Excercise - The miracle cure !
Some say exercise is the miracle cure we have all been waiting for. It can reduce your risk of heart disease by 35%, and the chance of developing diabetes and some cancers by up to 50%. It reduces the symptoms of osteoarthritis and lowers the chance of having a hip fracture by almost 70%. It also reduces the chance of an older person having a fall. The benefits for psychological wellbeing are also clear – regular physical activity improves self-esteem and mood, promotes restful and restorative sleep and reduces the risk of anxiety, depression and dementia.
So how much is enough?
Doing any physical activity is better than none. The Australian Guidelines for adults up to 65 years of age recommend at least 30 minutes of moderate activity every day or 30 minutes of vigorous activity 3 times per week. This should be combined with muscle strengthening exercise on at least 2 days per week.
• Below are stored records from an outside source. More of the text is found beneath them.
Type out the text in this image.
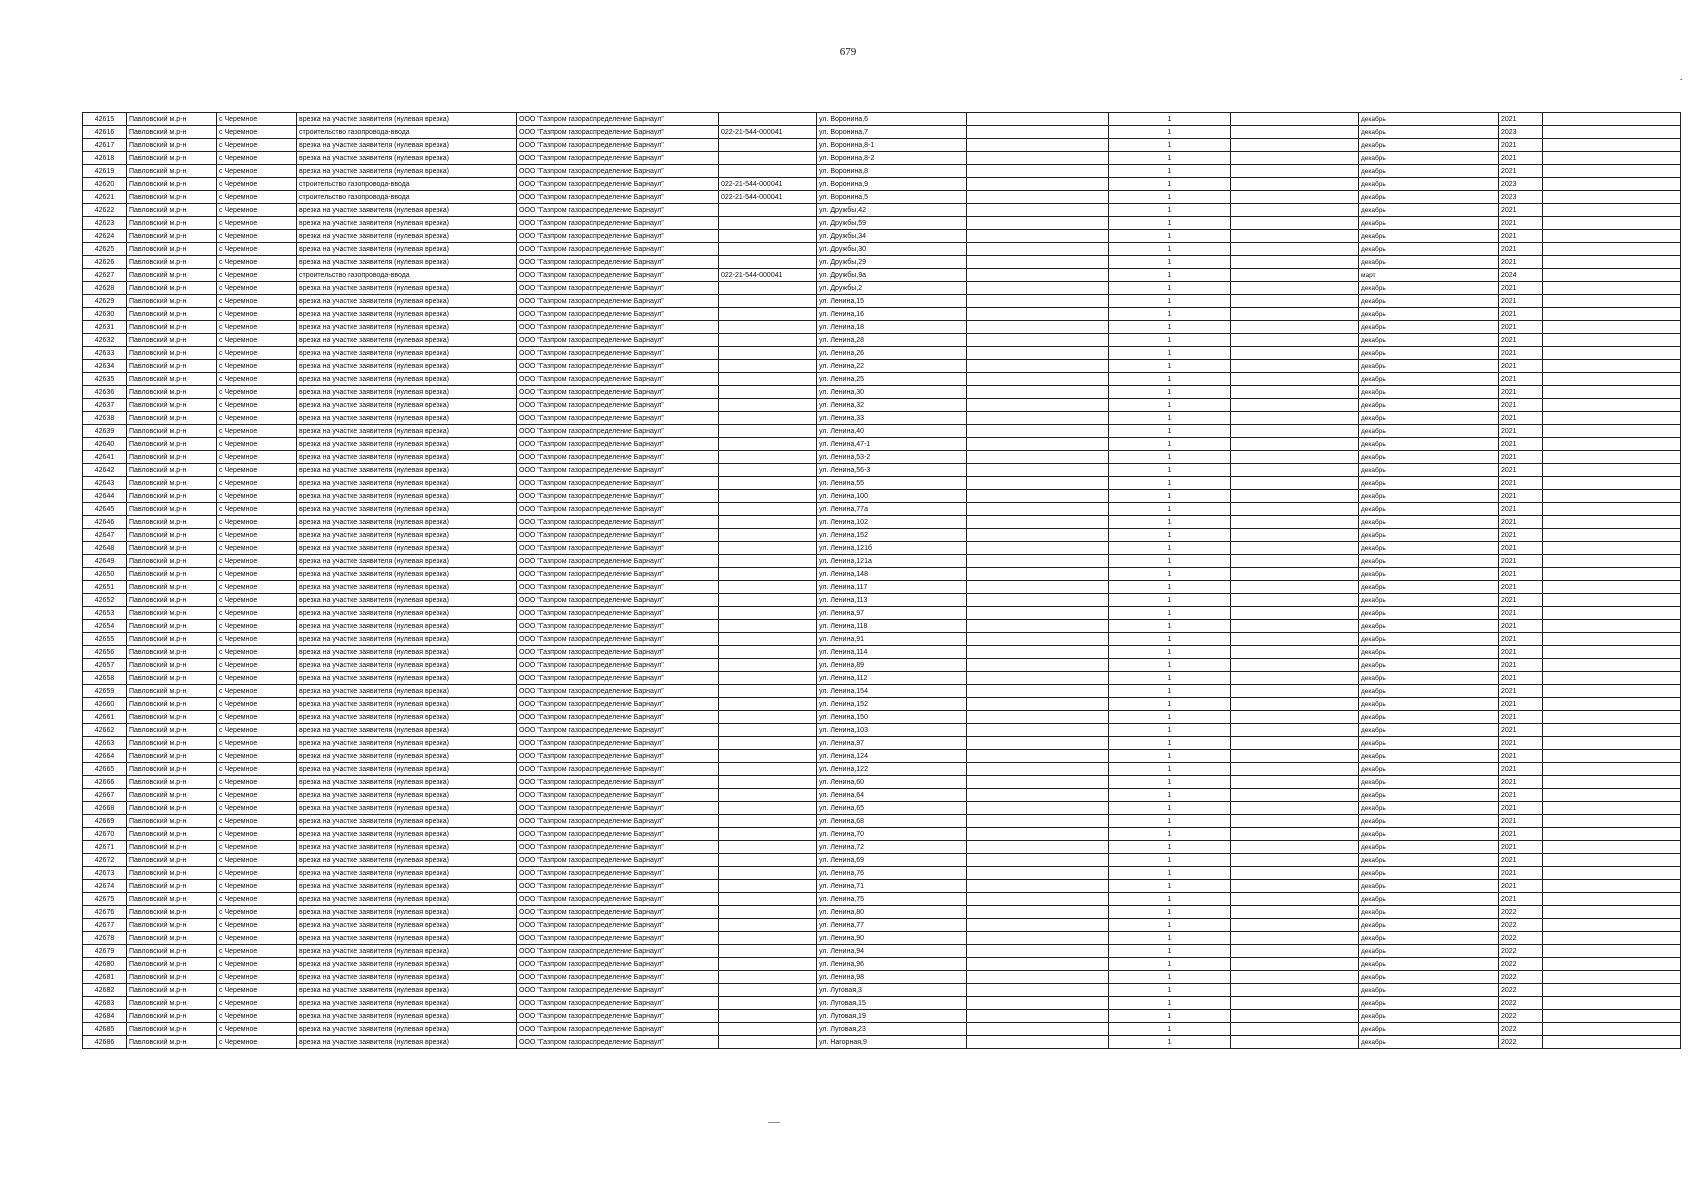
679
.
42615	Павловский м.р-н	с Черемное	врезка на участке заявителя (нулевая врезка)	ООО "Газпром газораспределение Барнаул"		ул. Воронина,6		1		декабрь	2021	
42616	Павловский м.р-н	с Черемное	строительство газопровода-ввода	ООО "Газпром газораспределение Барнаул"	022-21-544-000041	ул. Воронина,7		1		декабрь	2023	
42617	Павловский м.р-н	с Черемное	врезка на участке заявителя (нулевая врезка)	ООО "Газпром газораспределение Барнаул"		ул. Воронина,8-1		1		декабрь	2021	
42618	Павловский м.р-н	с Черемное	врезка на участке заявителя (нулевая врезка)	ООО "Газпром газораспределение Барнаул"		ул. Воронина,8-2		1		декабрь	2021	
42619	Павловский м.р-н	с Черемное	врезка на участке заявителя (нулевая врезка)	ООО "Газпром газораспределение Барнаул"		ул. Воронина,8		1		декабрь	2021	
42620	Павловский м.р-н	с Черемное	строительство газопровода-ввода	ООО "Газпром газораспределение Барнаул"	022-21-544-000041	ул. Воронина,9		1		декабрь	2023	
42621	Павловский м.р-н	с Черемное	строительство газопровода-ввода	ООО "Газпром газораспределение Барнаул"	022-21-544-000041	ул. Воронина,5		1		декабрь	2023	
42622	Павловский м.р-н	с Черемное	врезка на участке заявителя (нулевая врезка)	ООО "Газпром газораспределение Барнаул"		ул. Дружбы,42		1		декабрь	2021	
42623	Павловский м.р-н	с Черемное	врезка на участке заявителя (нулевая врезка)	ООО "Газпром газораспределение Барнаул"		ул. Дружбы,59		1		декабрь	2021	
42624	Павловский м.р-н	с Черемное	врезка на участке заявителя (нулевая врезка)	ООО "Газпром газораспределение Барнаул"		ул. Дружбы,34		1		декабрь	2021	
42625	Павловский м.р-н	с Черемное	врезка на участке заявителя (нулевая врезка)	ООО "Газпром газораспределение Барнаул"		ул. Дружбы,30		1		декабрь	2021	
42626	Павловский м.р-н	с Черемное	врезка на участке заявителя (нулевая врезка)	ООО "Газпром газораспределение Барнаул"		ул. Дружбы,29		1		декабрь	2021	
42627	Павловский м.р-н	с Черемное	строительство газопровода-ввода	ООО "Газпром газораспределение Барнаул"	022-21-544-000041	ул. Дружбы,9а		1		март	2024	
42628	Павловский м.р-н	с Черемное	врезка на участке заявителя (нулевая врезка)	ООО "Газпром газораспределение Барнаул"		ул. Дружбы,2		1		декабрь	2021	
42629	Павловский м.р-н	с Черемное	врезка на участке заявителя (нулевая врезка)	ООО "Газпром газораспределение Барнаул"		ул. Ленина,15		1		декабрь	2021	
42630	Павловский м.р-н	с Черемное	врезка на участке заявителя (нулевая врезка)	ООО "Газпром газораспределение Барнаул"		ул. Ленина,16		1		декабрь	2021	
42631	Павловский м.р-н	с Черемное	врезка на участке заявителя (нулевая врезка)	ООО "Газпром газораспределение Барнаул"		ул. Ленина,18		1		декабрь	2021	
42632	Павловский м.р-н	с Черемное	врезка на участке заявителя (нулевая врезка)	ООО "Газпром газораспределение Барнаул"		ул. Ленина,28		1		декабрь	2021	
42633	Павловский м.р-н	с Черемное	врезка на участке заявителя (нулевая врезка)	ООО "Газпром газораспределение Барнаул"		ул. Ленина,26		1		декабрь	2021	
42634	Павловский м.р-н	с Черемное	врезка на участке заявителя (нулевая врезка)	ООО "Газпром газораспределение Барнаул"		ул. Ленина,22		1		декабрь	2021	
42635	Павловский м.р-н	с Черемное	врезка на участке заявителя (нулевая врезка)	ООО "Газпром газораспределение Барнаул"		ул. Ленина,25		1		декабрь	2021	
42636	Павловский м.р-н	с Черемное	врезка на участке заявителя (нулевая врезка)	ООО "Газпром газораспределение Барнаул"		ул. Ленина,30		1		декабрь	2021	
42637	Павловский м.р-н	с Черемное	врезка на участке заявителя (нулевая врезка)	ООО "Газпром газораспределение Барнаул"		ул. Ленина,32		1		декабрь	2021	
42638	Павловский м.р-н	с Черемное	врезка на участке заявителя (нулевая врезка)	ООО "Газпром газораспределение Барнаул"		ул. Ленина,33		1		декабрь	2021	
42639	Павловский м.р-н	с Черемное	врезка на участке заявителя (нулевая врезка)	ООО "Газпром газораспределение Барнаул"		ул. Ленина,40		1		декабрь	2021	
42640	Павловский м.р-н	с Черемное	врезка на участке заявителя (нулевая врезка)	ООО "Газпром газораспределение Барнаул"		ул. Ленина,47-1		1		декабрь	2021	
42641	Павловский м.р-н	с Черемное	врезка на участке заявителя (нулевая врезка)	ООО "Газпром газораспределение Барнаул"		ул. Ленина,53-2		1		декабрь	2021	
42642	Павловский м.р-н	с Черемное	врезка на участке заявителя (нулевая врезка)	ООО "Газпром газораспределение Барнаул"		ул. Ленина,56-3		1		декабрь	2021	
42643	Павловский м.р-н	с Черемное	врезка на участке заявителя (нулевая врезка)	ООО "Газпром газораспределение Барнаул"		ул. Ленина,55		1		декабрь	2021	
42644	Павловский м.р-н	с Черемное	врезка на участке заявителя (нулевая врезка)	ООО "Газпром газораспределение Барнаул"		ул. Ленина,100		1		декабрь	2021	
42645	Павловский м.р-н	с Черемное	врезка на участке заявителя (нулевая врезка)	ООО "Газпром газораспределение Барнаул"		ул. Ленина,77а		1		декабрь	2021	
42646	Павловский м.р-н	с Черемное	врезка на участке заявителя (нулевая врезка)	ООО "Газпром газораспределение Барнаул"		ул. Ленина,102		1		декабрь	2021	
42647	Павловский м.р-н	с Черемное	врезка на участке заявителя (нулевая врезка)	ООО "Газпром газораспределение Барнаул"		ул. Ленина,152		1		декабрь	2021	
42648	Павловский м.р-н	с Черемное	врезка на участке заявителя (нулевая врезка)	ООО "Газпром газораспределение Барнаул"		ул. Ленина,121б		1		декабрь	2021	
42649	Павловский м.р-н	с Черемное	врезка на участке заявителя (нулевая врезка)	ООО "Газпром газораспределение Барнаул"		ул. Ленина,121а		1		декабрь	2021	
42650	Павловский м.р-н	с Черемное	врезка на участке заявителя (нулевая врезка)	ООО "Газпром газораспределение Барнаул"		ул. Ленина,148		1		декабрь	2021	
42651	Павловский м.р-н	с Черемное	врезка на участке заявителя (нулевая врезка)	ООО "Газпром газораспределение Барнаул"		ул. Ленина,117		1		декабрь	2021	
42652	Павловский м.р-н	с Черемное	врезка на участке заявителя (нулевая врезка)	ООО "Газпром газораспределение Барнаул"		ул. Ленина,113		1		декабрь	2021	
42653	Павловский м.р-н	с Черемное	врезка на участке заявителя (нулевая врезка)	ООО "Газпром газораспределение Барнаул"		ул. Ленина,97		1		декабрь	2021	
42654	Павловский м.р-н	с Черемное	врезка на участке заявителя (нулевая врезка)	ООО "Газпром газораспределение Барнаул"		ул. Ленина,118		1		декабрь	2021	
42655	Павловский м.р-н	с Черемное	врезка на участке заявителя (нулевая врезка)	ООО "Газпром газораспределение Барнаул"		ул. Ленина,91		1		декабрь	2021	
42656	Павловский м.р-н	с Черемное	врезка на участке заявителя (нулевая врезка)	ООО "Газпром газораспределение Барнаул"		ул. Ленина,114		1		декабрь	2021	
42657	Павловский м.р-н	с Черемное	врезка на участке заявителя (нулевая врезка)	ООО "Газпром газораспределение Барнаул"		ул. Ленина,89		1		декабрь	2021	
42658	Павловский м.р-н	с Черемное	врезка на участке заявителя (нулевая врезка)	ООО "Газпром газораспределение Барнаул"		ул. Ленина,112		1		декабрь	2021	
42659	Павловский м.р-н	с Черемное	врезка на участке заявителя (нулевая врезка)	ООО "Газпром газораспределение Барнаул"		ул. Ленина,154		1		декабрь	2021	
42660	Павловский м.р-н	с Черемное	врезка на участке заявителя (нулевая врезка)	ООО "Газпром газораспределение Барнаул"		ул. Ленина,152		1		декабрь	2021	
42661	Павловский м.р-н	с Черемное	врезка на участке заявителя (нулевая врезка)	ООО "Газпром газораспределение Барнаул"		ул. Ленина,150		1		декабрь	2021	
42662	Павловский м.р-н	с Черемное	врезка на участке заявителя (нулевая врезка)	ООО "Газпром газораспределение Барнаул"		ул. Ленина,103		1		декабрь	2021	
42663	Павловский м.р-н	с Черемное	врезка на участке заявителя (нулевая врезка)	ООО "Газпром газораспределение Барнаул"		ул. Ленина,97		1		декабрь	2021	
42664	Павловский м.р-н	с Черемное	врезка на участке заявителя (нулевая врезка)	ООО "Газпром газораспределение Барнаул"		ул. Ленина,124		1		декабрь	2021	
42665	Павловский м.р-н	с Черемное	врезка на участке заявителя (нулевая врезка)	ООО "Газпром газораспределение Барнаул"		ул. Ленина,122		1		декабрь	2021	
42666	Павловский м.р-н	с Черемное	врезка на участке заявителя (нулевая врезка)	ООО "Газпром газораспределение Барнаул"		ул. Ленина,60		1		декабрь	2021	
42667	Павловский м.р-н	с Черемное	врезка на участке заявителя (нулевая врезка)	ООО "Газпром газораспределение Барнаул"		ул. Ленина,64		1		декабрь	2021	
42668	Павловский м.р-н	с Черемное	врезка на участке заявителя (нулевая врезка)	ООО "Газпром газораспределение Барнаул"		ул. Ленина,65		1		декабрь	2021	
42669	Павловский м.р-н	с Черемное	врезка на участке заявителя (нулевая врезка)	ООО "Газпром газораспределение Барнаул"		ул. Ленина,68		1		декабрь	2021	
42670	Павловский м.р-н	с Черемное	врезка на участке заявителя (нулевая врезка)	ООО "Газпром газораспределение Барнаул"		ул. Ленина,70		1		декабрь	2021	
42671	Павловский м.р-н	с Черемное	врезка на участке заявителя (нулевая врезка)	ООО "Газпром газораспределение Барнаул"		ул. Ленина,72		1		декабрь	2021	
42672	Павловский м.р-н	с Черемное	врезка на участке заявителя (нулевая врезка)	ООО "Газпром газораспределение Барнаул"		ул. Ленина,69		1		декабрь	2021	
42673	Павловский м.р-н	с Черемное	врезка на участке заявителя (нулевая врезка)	ООО "Газпром газораспределение Барнаул"		ул. Ленина,76		1		декабрь	2021	
42674	Павловский м.р-н	с Черемное	врезка на участке заявителя (нулевая врезка)	ООО "Газпром газораспределение Барнаул"		ул. Ленина,71		1		декабрь	2021	
42675	Павловский м.р-н	с Черемное	врезка на участке заявителя (нулевая врезка)	ООО "Газпром газораспределение Барнаул"		ул. Ленина,75		1		декабрь	2021	
42676	Павловский м.р-н	с Черемное	врезка на участке заявителя (нулевая врезка)	ООО "Газпром газораспределение Барнаул"		ул. Ленина,80		1		декабрь	2022	
42677	Павловский м.р-н	с Черемное	врезка на участке заявителя (нулевая врезка)	ООО "Газпром газораспределение Барнаул"		ул. Ленина,77		1		декабрь	2022	
42678	Павловский м.р-н	с Черемное	врезка на участке заявителя (нулевая врезка)	ООО "Газпром газораспределение Барнаул"		ул. Ленина,90		1		декабрь	2022	
42679	Павловский м.р-н	с Черемное	врезка на участке заявителя (нулевая врезка)	ООО "Газпром газораспределение Барнаул"		ул. Ленина,94		1		декабрь	2022	
42680	Павловский м.р-н	с Черемное	врезка на участке заявителя (нулевая врезка)	ООО "Газпром газораспределение Барнаул"		ул. Ленина,96		1		декабрь	2022	
42681	Павловский м.р-н	с Черемное	врезка на участке заявителя (нулевая врезка)	ООО "Газпром газораспределение Барнаул"		ул. Ленина,98		1		декабрь	2022	
42682	Павловский м.р-н	с Черемное	врезка на участке заявителя (нулевая врезка)	ООО "Газпром газораспределение Барнаул"		ул. Луговая,3		1		декабрь	2022	
42683	Павловский м.р-н	с Черемное	врезка на участке заявителя (нулевая врезка)	ООО "Газпром газораспределение Барнаул"		ул. Луговая,15		1		декабрь	2022	
42684	Павловский м.р-н	с Черемное	врезка на участке заявителя (нулевая врезка)	ООО "Газпром газораспределение Барнаул"		ул. Луговая,19		1		декабрь	2022	
42685	Павловский м.р-н	с Черемное	врезка на участке заявителя (нулевая врезка)	ООО "Газпром газораспределение Барнаул"		ул. Луговая,23		1		декабрь	2022	
42686	Павловский м.р-н	с Черемное	врезка на участке заявителя (нулевая врезка)	ООО "Газпром газораспределение Барнаул"		ул. Нагорная,9		1		декабрь	2022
Adults over 65 should aim for 30 minutes of moderate activity every day. This activity should include a range of physical activities that incorporate fitness, strength, balance and flexibility. If you have not exercised recently you should start at a level that is easily manageable and build up to the recommended amount slowly. For most people the easiest way to exercise more is to make activity part of everyday life, such as by walking instead of using the car.
So the bottom line is this – you can sit still for 23 and a half hours per day, but you must move for 30 minutes every day!